I used the following command to extract backtraces leading to user level L3-misses
in a simple evince
benchmark:
sudo perf record -d --call-graph dwarf -c 10000 -e mem_load_uops_retired.l3_miss:uppp /opt/evince-3.28.4/bin/evince
As it is clear, the sampling period is quite large (10000 events between consecutive samples). For this experiment, the output of perf script
had some samples similar to this one:
EvJobScheduler 27529 26441.375932: 10000 mem_load_uops_retired.l3_miss:uppp: 7fffcd5d8ec0 5080022 N/A|SNP N/A|TLB N/A|LCK N/A
7ffff17bec7f bits_image_fetch_separable_convolution_affine+0x2df (inlined)
7ffff17bec7f bits_image_fetch_separable_convolution_affine_pad_x8r8g8b8+0x2df (/usr/lib/x86_64-linux-gnu/libpixman-1.so.0.34.0)
7ffff17d1fd1 general_composite_rect+0x301 (/usr/lib/x86_64-linux-gnu/libpixman-1.so.0.34.0)
ffffffffffffffff [unknown] ([unknown])
At the bottom of the backtrace, there is a symbol called [unknown]
, which seems OK. But then a line in general_composite_rect()
is called. Is this backtrace OK?
AFAIK, the first caller in the backtrace should be something like _start()
or __GI___clone()
. But the backtrace is not in this form. What is wrong?
Is there any way to resolve the issue? Are the truncated (parts of) backtraces reliable?

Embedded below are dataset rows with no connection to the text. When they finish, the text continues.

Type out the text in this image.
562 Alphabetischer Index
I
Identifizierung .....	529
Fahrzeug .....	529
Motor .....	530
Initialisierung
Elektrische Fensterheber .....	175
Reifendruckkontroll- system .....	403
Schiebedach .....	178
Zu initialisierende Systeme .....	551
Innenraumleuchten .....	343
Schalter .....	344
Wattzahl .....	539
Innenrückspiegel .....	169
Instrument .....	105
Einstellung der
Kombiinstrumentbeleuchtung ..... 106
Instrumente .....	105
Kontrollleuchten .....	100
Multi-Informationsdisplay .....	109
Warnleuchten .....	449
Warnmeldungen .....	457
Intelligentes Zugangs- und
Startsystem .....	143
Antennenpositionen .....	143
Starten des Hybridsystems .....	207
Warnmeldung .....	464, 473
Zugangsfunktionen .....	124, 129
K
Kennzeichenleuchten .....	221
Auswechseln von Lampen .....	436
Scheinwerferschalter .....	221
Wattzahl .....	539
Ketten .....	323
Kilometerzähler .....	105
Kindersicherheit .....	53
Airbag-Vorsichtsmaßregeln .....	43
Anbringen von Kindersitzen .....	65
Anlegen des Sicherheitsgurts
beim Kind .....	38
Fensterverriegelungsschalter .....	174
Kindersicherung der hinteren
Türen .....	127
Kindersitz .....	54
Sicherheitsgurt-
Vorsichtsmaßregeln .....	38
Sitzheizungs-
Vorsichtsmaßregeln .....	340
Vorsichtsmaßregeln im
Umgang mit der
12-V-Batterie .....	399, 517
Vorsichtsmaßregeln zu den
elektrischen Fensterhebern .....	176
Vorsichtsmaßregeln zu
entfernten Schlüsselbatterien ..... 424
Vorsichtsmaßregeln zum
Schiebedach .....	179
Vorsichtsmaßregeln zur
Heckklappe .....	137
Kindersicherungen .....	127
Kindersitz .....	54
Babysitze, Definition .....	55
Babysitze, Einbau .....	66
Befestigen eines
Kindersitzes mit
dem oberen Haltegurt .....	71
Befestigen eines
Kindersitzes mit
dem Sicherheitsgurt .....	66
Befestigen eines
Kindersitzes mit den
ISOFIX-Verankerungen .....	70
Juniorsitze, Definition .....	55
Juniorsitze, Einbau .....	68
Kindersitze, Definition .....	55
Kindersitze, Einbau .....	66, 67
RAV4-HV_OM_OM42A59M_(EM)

TL;DR perf backtracing process may stop at some function if there is no frame pointer saved in the stack or no CFI tables for dwarf method. Recompile libraries with -fno-omit-frame-pointer
or with -g
or get debuginfo. With release binaries and libs perf often will stop backtrace early without chance to reach main()
or _start
or clone()/start_thread()
top functions.
perf
profiling tool in Linux is statistical sampling profiler (without binary instrumentation): it programs software timer or event source or hardware performance monitoring unit (PMU) to generate periodic interrupt. In your example
-c 10000 -e mem_load_uops_retired.l3_miss:uppp
is used to select hardware PMU in x86_64 in some kind of PEBS mode (https://easyperf.net/blog/2018/06/08/Advanced-profiling-topics-PEBS-and-LBR) to generate interrupt after 10000 of mem_load_uops_retired (with l3_miss mask). Generated interrupt is handled by Linux Kernel (perf_events subsystem, kernel/events and arch/x86/events). In this handler PMU is reset (reprogrammed) to generate next interrupt after 10000 more events and sample is generated. Sample data dump is saved into perf.data file by perf report
command, but every wake of tool can save thousands of samples; samples can be read by perf script
or perf script -D
.
perf_events interrupt handler, something near __perf_event_overflow
of kernel/events/core.c, has full access to the registers of current function, and has some time to do additional data retrieval to record current time, pid, etc. Part of such process is https://en.wikipedia.org/wiki/Call_stack data collection. But with x86_64 and -fomit-frame-pointer (often enabled for many system libraries of Debian/Ubuntu/others) there is no default place in registers or in function stack to store frame pointers:
-fomit-frame-pointer
Don't keep the frame pointer in a register for functions that don't need one. This avoids the instructions to save, set up and restore frame pointers; it also makes an extra register available in many functions. It also makes debugging impossible on some machines.Starting with GCC version 4.6, the default setting (when not optimizing for size) for 32-bit Linux x86 and 32-bit Darwin x86 targets has been changed to -fomit-frame-pointer. The default can be reverted to -fno-omit-frame-pointer by configuring GCC with the --enable-frame-pointer configure option.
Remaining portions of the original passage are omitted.